THE QUESTION OF VERTEBRAL FRACTURES IN CONVULSIVE THERAPY AND IN EPILEPSY
Abstract
1. The considerable percentage of vertebral fractures in the middorsal region during metrazol convulsions can be reduced to a great extent by appropriate chemical or, better, simple mechanical means.
2. Reexamination of eight patients who had severe multiple fractures two years ago, showed no orthopedic or neurological signs of progressive pathology.
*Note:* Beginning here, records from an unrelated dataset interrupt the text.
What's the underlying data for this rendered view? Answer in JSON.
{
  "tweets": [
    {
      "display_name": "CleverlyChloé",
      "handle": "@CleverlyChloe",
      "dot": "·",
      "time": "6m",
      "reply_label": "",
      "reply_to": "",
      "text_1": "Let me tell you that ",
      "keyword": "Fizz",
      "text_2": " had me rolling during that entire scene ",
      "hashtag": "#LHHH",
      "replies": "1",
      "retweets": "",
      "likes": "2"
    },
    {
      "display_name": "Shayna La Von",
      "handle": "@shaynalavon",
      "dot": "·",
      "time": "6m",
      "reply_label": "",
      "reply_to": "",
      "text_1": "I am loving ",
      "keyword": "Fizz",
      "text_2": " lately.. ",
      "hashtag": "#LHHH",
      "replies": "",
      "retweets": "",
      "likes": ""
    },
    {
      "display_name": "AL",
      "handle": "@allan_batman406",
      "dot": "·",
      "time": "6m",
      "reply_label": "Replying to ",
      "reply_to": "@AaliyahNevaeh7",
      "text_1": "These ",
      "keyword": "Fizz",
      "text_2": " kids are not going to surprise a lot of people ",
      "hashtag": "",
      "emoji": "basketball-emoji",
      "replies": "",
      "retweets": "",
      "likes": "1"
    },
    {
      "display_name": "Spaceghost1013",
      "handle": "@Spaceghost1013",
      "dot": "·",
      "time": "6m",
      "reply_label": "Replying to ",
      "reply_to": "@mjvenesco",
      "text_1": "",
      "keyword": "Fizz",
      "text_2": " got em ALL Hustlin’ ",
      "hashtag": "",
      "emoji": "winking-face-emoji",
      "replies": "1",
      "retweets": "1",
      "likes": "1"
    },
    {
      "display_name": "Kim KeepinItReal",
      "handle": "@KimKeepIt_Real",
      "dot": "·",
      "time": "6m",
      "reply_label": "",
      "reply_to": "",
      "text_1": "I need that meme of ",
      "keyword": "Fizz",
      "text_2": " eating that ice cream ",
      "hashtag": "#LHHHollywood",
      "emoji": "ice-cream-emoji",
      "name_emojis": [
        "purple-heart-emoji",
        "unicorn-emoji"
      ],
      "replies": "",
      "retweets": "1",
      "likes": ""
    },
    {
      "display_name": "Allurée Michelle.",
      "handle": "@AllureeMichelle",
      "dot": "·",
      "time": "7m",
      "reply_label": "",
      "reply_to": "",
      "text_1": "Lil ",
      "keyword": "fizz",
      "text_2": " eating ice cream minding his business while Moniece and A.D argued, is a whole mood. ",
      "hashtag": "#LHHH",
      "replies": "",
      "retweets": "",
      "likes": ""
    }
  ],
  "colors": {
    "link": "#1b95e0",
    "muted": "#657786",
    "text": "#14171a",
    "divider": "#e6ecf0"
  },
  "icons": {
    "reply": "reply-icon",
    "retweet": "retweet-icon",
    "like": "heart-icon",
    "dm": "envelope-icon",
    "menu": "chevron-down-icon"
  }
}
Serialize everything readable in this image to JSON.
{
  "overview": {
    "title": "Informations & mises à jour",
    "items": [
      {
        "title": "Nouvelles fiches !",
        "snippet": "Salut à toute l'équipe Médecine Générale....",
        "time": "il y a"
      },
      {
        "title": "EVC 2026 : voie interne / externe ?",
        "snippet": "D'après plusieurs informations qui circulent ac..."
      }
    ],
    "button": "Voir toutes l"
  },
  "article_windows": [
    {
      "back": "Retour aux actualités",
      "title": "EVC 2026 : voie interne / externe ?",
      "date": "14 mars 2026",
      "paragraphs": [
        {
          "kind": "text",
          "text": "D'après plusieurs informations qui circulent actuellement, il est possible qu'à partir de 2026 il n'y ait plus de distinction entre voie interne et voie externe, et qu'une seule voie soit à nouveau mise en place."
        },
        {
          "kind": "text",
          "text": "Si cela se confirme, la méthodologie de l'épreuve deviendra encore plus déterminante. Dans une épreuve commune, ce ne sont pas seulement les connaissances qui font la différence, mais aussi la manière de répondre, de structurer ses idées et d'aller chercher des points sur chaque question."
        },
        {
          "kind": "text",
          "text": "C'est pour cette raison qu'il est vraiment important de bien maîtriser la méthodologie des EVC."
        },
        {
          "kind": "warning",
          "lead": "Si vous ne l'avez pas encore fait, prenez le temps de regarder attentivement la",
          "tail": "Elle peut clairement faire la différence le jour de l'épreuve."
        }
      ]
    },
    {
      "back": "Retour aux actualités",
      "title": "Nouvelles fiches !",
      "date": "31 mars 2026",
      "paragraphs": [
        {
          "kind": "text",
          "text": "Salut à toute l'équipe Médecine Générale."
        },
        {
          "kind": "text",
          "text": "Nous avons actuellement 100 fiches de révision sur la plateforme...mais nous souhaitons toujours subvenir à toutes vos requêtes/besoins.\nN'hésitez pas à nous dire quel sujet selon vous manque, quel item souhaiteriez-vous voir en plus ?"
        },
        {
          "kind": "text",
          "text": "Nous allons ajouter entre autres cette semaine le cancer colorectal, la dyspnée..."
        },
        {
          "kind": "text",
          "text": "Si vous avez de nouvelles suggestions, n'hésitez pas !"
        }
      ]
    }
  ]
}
3. In electric shock therapy, even without precautions, these fractures are considerably less frequent. By applying an improved technique of extreme hyperextension, they can be avoided as was shown in 60 cases.
4. Seizures in epilepsy do not produce vertebral fractures in the middorsal region as demonstrated by a series of 42 epileptic patients. Fractures in other regions of the spine occur occasionally but they are of a different type and not comparable to the fractures in convulsive treatment.
5. Vertebral fractures in tetanus have the same localization, about the same frequency and multiplicity as those sustained in metrazol convulsive therapy done without precautions.
6. The varying frequency of vertebral fractures in the various convulsive conditions is explained by differences in the onset of the convulsion.
7. No contraindication against shock treatment can be seen in these fractures which can be largely avoided and which, if they do occur, have no clinical importance.